Question
A car decreases in value after a given number of years. The following function represents the value of the car in dollars with respect to its age, x, in years: f(x)=35,000(.85)x
. Use the input-output table to determine the value of the car after 5 years. Round your answer to the nearest cent.
(1 point)
. Use the input-output table to determine the value of the car after 5 years.

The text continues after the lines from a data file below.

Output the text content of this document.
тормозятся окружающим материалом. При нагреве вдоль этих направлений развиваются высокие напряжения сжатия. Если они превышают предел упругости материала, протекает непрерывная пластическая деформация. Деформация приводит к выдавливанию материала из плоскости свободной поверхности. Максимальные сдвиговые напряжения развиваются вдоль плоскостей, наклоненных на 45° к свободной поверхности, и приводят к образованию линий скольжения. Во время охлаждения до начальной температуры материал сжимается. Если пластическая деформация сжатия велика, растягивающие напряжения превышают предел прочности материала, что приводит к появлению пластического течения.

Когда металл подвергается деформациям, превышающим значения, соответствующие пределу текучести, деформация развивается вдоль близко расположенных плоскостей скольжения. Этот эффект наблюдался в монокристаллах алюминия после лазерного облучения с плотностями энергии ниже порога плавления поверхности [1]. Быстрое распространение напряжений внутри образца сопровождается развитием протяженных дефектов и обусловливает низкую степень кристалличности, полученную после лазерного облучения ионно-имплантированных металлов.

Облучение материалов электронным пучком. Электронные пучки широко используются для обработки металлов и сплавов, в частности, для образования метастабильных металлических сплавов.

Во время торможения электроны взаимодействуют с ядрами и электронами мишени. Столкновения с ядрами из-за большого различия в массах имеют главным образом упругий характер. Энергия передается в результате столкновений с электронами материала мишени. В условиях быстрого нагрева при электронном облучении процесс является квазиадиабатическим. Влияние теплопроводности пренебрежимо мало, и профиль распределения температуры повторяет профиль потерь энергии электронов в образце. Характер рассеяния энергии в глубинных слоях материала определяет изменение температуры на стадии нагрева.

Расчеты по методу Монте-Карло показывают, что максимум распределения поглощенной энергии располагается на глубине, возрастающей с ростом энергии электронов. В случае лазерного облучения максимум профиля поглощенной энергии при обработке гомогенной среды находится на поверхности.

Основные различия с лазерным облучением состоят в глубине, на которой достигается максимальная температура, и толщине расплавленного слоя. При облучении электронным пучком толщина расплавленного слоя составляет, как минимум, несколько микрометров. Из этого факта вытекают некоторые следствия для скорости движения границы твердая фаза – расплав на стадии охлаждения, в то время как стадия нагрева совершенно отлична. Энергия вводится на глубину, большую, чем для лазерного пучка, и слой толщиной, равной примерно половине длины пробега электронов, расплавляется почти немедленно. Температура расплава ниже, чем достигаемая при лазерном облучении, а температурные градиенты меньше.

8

Round your answer to the nearest cent.
(1 point)
Answers
GPT-4o mini
To determine the value of the car after 5 years, we need to evaluate the function \( f(x) \) at \( x = 5 \):
\[
f(x) = 35,000(0.85)^x
\]
Substituting \( x = 5 \):
\[
f(5) = 35,000(0.85)^5
\]
Next, we calculate \( (0.85)^5 \):
\[
(0.85)^5 \approx 0.4437053125
\]
Now, multiply this result by 35,000:
\[
f(5) \approx 35,000 \times 0.4437053125 \approx 15529.648
\]
Rounding to the nearest cent:
\[
f(5) \approx 15,529.65
\]
Therefore, the value of the car after 5 years is approximately **$15,529.65**.
\[
f(x) = 35,000(0.85)^x
\]
Substituting \( x = 5 \):
\[
f(5) = 35,000(0.85)^5
\]
Next, we calculate \( (0.85)^5 \):
\[
(0.85)^5 \approx 0.4437053125
\]
Now, multiply this result by 35,000:
\[
f(5) \approx 35,000 \times 0.4437053125 \approx 15529.648
\]
Rounding to the nearest cent:
\[
f(5) \approx 15,529.65
\]
Therefore, the value of the car after 5 years is approximately **$15,529.65**.